February 3, 2010

The Evolution of Fret Nice

Filed under: Features — Tags: , , , , , — Jamie Love @ 2:24 pm

Fret Nice
Pieces Interactive’s Fret Nice arrives on the PlayStation Network tomorrow, with an XBLA date still to be announced. The guitar controlled platformer has had a long road toward a console release, during which time the game’s unique visual aesthetic has evolved quite a bit.

Remembering the game’s first appearance in 2007, I was hoping to find out more about how exactly this evolution took shape during the development process, and to my infinite delight Fret Nice’s Creator/Designer Mårten Brüggemann offered an extremely insightful and detailed response that follows the game from its origins through to the final release available tomorrow.

Catch it all in Mårten’s own words, after the break.

Fret Nice Creator/Designer Mårten Brüggemann –

Fret Nice
Brüggemann’s First Prototype Version of Fret Nice
Fret Nice
Fret Nice

“The game actually started as a degree thesis project, and as that aimed at looking into the concept of adding an unorthodox game controller into an ordinary game genre, such as the 2D platformer to see what benefits could be drawn from the new way of controlling the game. Although the game has since evolved to being not so much about the academic side of things, the guitar controller and what it can be used for in its new context has always been the essence of Fret Nice’s design.

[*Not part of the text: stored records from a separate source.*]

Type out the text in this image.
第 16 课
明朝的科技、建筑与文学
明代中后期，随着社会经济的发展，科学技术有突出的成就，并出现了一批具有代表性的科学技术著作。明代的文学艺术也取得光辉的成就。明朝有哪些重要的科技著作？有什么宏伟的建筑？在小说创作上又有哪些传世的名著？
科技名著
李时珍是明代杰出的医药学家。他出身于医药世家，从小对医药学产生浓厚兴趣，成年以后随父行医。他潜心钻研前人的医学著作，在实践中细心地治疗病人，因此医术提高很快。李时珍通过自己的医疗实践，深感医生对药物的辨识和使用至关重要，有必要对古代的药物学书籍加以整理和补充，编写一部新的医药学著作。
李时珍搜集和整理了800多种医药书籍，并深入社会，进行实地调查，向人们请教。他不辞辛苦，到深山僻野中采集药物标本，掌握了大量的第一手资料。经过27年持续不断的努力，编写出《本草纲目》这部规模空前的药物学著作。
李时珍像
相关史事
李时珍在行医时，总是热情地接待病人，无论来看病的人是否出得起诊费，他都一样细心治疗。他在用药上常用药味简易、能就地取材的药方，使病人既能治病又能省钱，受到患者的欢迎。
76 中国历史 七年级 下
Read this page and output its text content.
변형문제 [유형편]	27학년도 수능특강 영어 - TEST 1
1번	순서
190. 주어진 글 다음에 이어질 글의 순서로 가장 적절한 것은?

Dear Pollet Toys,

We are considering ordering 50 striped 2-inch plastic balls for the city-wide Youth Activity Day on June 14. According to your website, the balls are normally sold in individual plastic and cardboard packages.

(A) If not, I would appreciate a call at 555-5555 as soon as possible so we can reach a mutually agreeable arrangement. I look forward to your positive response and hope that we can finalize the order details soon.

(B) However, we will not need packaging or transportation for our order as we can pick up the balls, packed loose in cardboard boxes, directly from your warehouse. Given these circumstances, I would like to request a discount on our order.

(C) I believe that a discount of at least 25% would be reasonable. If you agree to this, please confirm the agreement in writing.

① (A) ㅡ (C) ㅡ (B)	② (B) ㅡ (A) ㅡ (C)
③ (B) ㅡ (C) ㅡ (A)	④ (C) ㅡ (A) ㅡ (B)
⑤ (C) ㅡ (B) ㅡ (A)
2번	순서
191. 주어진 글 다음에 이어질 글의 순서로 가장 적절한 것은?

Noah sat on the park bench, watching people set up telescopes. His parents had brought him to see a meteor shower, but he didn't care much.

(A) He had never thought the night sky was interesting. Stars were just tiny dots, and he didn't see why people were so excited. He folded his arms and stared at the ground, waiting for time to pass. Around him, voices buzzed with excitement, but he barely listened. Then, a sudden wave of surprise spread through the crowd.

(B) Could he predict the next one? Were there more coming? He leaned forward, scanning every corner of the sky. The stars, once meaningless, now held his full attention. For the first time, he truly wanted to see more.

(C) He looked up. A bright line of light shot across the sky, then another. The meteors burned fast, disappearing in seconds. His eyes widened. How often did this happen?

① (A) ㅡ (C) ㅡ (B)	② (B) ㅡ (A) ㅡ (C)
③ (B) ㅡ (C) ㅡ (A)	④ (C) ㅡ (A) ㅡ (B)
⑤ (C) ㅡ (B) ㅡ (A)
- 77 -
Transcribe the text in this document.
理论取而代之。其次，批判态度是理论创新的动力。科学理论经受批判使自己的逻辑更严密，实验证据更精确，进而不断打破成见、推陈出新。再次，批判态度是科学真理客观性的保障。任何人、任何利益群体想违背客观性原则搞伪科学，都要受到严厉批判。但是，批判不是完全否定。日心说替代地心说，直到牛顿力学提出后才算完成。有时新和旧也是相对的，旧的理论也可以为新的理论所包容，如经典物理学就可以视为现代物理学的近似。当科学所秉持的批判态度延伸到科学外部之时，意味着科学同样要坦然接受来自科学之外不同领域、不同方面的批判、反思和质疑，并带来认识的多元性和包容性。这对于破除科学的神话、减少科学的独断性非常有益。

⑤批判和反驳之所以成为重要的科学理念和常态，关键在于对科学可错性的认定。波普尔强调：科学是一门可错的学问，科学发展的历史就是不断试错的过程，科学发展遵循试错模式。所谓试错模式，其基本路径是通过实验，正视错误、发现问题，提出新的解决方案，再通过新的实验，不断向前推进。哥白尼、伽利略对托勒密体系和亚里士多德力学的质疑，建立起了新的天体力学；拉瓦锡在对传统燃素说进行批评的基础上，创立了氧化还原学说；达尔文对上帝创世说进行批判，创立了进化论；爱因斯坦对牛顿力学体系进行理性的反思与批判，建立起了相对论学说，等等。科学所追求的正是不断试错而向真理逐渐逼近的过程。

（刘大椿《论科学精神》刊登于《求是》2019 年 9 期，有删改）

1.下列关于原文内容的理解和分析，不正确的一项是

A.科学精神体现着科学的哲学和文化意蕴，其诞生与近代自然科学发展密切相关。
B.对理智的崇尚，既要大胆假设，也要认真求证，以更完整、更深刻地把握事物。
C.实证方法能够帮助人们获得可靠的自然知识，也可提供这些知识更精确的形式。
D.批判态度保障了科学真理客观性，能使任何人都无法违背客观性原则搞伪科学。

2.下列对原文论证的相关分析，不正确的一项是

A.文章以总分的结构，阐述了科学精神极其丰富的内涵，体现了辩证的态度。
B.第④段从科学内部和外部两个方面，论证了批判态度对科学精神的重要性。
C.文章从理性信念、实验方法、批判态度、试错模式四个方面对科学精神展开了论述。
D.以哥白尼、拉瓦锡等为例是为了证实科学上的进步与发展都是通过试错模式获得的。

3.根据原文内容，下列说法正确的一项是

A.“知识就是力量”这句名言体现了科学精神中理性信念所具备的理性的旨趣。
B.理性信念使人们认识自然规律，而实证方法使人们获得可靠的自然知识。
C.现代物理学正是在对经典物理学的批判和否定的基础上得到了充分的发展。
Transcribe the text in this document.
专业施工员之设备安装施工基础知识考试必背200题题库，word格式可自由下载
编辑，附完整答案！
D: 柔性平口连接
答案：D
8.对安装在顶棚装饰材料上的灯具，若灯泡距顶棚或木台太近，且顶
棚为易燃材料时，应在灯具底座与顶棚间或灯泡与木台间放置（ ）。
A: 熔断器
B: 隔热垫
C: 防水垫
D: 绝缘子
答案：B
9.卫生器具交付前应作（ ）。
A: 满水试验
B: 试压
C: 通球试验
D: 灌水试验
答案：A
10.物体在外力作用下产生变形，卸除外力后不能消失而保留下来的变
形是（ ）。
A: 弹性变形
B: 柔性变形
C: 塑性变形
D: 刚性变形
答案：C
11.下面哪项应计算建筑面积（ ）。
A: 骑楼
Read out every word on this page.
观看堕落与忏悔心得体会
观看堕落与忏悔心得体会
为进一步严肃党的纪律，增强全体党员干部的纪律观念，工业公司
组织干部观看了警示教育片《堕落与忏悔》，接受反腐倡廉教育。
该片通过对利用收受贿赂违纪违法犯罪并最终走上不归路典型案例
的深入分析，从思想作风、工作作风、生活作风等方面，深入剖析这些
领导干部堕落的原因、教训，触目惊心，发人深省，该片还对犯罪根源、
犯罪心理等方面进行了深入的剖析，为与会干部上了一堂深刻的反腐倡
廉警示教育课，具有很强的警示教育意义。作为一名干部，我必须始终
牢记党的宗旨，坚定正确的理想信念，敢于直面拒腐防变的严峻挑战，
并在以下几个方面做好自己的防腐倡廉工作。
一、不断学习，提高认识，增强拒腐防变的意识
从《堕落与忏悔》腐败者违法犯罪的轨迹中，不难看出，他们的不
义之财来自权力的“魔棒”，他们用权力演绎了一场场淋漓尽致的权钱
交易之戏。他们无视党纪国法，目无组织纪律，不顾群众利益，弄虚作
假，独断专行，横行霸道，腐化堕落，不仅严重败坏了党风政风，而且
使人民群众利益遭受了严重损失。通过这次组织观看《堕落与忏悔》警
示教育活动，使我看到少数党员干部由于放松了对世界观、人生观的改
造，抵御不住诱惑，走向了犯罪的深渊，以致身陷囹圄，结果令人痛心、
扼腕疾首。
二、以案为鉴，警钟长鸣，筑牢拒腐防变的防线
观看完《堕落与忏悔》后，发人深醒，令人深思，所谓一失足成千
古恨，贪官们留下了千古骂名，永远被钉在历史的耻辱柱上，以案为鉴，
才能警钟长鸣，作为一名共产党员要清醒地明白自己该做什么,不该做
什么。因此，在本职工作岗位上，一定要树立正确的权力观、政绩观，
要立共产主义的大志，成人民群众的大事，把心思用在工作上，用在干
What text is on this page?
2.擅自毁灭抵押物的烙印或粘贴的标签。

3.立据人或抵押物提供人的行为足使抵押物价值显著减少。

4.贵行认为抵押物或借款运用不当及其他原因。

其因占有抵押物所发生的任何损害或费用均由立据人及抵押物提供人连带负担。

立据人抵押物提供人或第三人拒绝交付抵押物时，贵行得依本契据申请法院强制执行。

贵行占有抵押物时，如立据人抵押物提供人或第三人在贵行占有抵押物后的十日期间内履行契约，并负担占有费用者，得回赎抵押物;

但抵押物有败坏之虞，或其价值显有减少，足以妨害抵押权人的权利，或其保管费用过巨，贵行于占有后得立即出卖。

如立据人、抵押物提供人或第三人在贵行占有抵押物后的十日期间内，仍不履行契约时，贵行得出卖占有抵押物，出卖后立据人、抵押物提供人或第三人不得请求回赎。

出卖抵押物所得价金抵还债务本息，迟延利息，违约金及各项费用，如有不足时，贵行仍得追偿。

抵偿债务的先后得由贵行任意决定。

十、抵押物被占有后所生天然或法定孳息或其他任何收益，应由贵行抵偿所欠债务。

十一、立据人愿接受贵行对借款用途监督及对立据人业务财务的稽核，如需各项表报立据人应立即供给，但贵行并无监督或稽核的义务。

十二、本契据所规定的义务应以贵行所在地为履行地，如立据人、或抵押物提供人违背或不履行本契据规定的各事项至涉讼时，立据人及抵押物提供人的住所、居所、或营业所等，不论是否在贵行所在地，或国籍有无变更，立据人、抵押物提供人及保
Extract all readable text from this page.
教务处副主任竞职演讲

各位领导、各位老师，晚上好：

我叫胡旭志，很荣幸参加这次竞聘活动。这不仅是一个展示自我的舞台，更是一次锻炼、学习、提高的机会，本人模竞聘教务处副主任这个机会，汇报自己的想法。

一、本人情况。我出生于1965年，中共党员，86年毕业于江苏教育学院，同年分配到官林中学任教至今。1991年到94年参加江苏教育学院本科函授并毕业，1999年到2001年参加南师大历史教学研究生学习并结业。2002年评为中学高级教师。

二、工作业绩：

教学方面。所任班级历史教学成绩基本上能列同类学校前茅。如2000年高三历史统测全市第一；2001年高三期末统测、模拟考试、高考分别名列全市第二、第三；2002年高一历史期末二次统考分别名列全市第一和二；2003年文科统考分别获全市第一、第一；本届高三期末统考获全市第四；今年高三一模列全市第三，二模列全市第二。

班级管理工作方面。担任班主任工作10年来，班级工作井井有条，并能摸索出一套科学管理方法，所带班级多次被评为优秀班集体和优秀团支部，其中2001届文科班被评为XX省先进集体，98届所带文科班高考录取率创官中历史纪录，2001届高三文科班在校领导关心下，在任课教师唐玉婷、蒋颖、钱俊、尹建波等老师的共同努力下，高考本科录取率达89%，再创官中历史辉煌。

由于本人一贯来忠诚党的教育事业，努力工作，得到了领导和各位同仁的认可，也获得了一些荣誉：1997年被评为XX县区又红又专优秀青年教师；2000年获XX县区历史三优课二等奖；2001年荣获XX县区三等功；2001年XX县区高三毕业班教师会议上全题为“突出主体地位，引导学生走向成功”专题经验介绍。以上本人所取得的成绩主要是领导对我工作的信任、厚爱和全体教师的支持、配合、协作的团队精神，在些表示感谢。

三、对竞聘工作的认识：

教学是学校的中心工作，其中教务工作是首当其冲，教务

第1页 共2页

“One important point while designing the game around the guitar controller was to never lose the feeling of actually using a guitar for controlling the game and that it, in this case, would be the ideal choice of controller. We in fact wanted the game to be played like a rock song, and from that the attack system of the game, The Riff Combos, are derived. The Riff Combos focus on a part of music playing that is usually non-existent in existing music games.

“The games that are normally played with the guitar controller or dance mat games have their focus on rhythm based interaction. In Fret Nice we wanted to add the improvisation part of music, and the Riff Combos combined are a perfect way to explore this. Fret not, no need for any musical experience as the magic Riff Combos will always play in tonality with the background tracks.

“From the first prototype version of the game, completed in 2007 and awarded with a grand prize at the Swedish Game Awards, the game has evolved quite a bit.

“Both game design and art direction has been given an overhaul to better suit the medium it now is released for.

“Gameplay-wise we learned a lot from the first Fret Nice. This version of the game was heavily based around the first generation of guitar controllers. This meant that a lot of the action in the game was slowed down to accommodate the clunky mechanics of those controllers. The final console version of Fret Nice has been sped up a lot to feel more like players are used to with the platformer genre.

“With the console version of Fret Nice a goal was to make the game playable with a normal gamepad as well, to include players that don’t own guitar controllers, or just to make it easier for players to gather enough controllers to play cooperatively with a friend. When playing the game with a gamepad the player also expects the controls of a platformer to behave a specific way, and this also led to some tweaks in how the game was played with a guitar.

“Both controller types have their advantages over the other, the guitar being tailored for the music-based Riff Combos and the conventional gamepad stemming from the conventions of the platformer, but none of them should totally outdo the other.

Fret Nice
Screen from a 3D Prototype Stage
Fret Nice
Screen from a Prototype toward Fret Nice as it appears today

“The graphical side of Fret Nice is perhaps what has changed the most.

“The first version of Fret Nice was created in a semi-retro pixeled style. This style was actually a result of the restrictions of the developing environment that was chosen for this version.

“When we started thinking about making something more of the game than just the 3 level demo, we felt both the style and the developing environment was holding us back.

“Thus we started looking into ways to bring the game into 3D, both to make it feel more next-gen, but also because we deemed it would be impossible to keep the style out of efficiency reasons.

“The first new iteration of the graphical style of Fret Nice we did was more or less a direct conversion of the 2D world into 3D.

“Out of an efficiency perspective this would have been hard to realize to its full content (and also I think our graphical artists were growing a bit tired of the old world).

“So the next concepting step was to make a much simpler style. This would be the start of the new look for Fret Nice.

“We felt this style was a step up from the older versions, and we felt it was a bit more unique as well. We started building upon this style, exploring other settings and more defined guidelines for how this new world would work. And eventually we did a small prototype in this style.

“At this point Pieces were in discussions with Tecmo and it was from this newer prototype version we started out working with the final version of Fret Nice.”

Fret Nice
Unused Poster for 3D Prototype (click to enlarge)
Fret Nice
Poster for final prototype w/ old logo (click to enlarge)

*I’d like to extend a huge thanks to Mårten Brüggemann for taking the time to talk more about the game’s development, and Tecmo’s Aileen Viray for making it happen.


  1. Too bad all my music-like instruments are for Wii since it would have been nice to get this on thursday…

    Comment by EdEN — February 3, 2010 @ 4:58 pm

  2. Awesome to get this kind of insight into a design process. All studios should be more open about these things.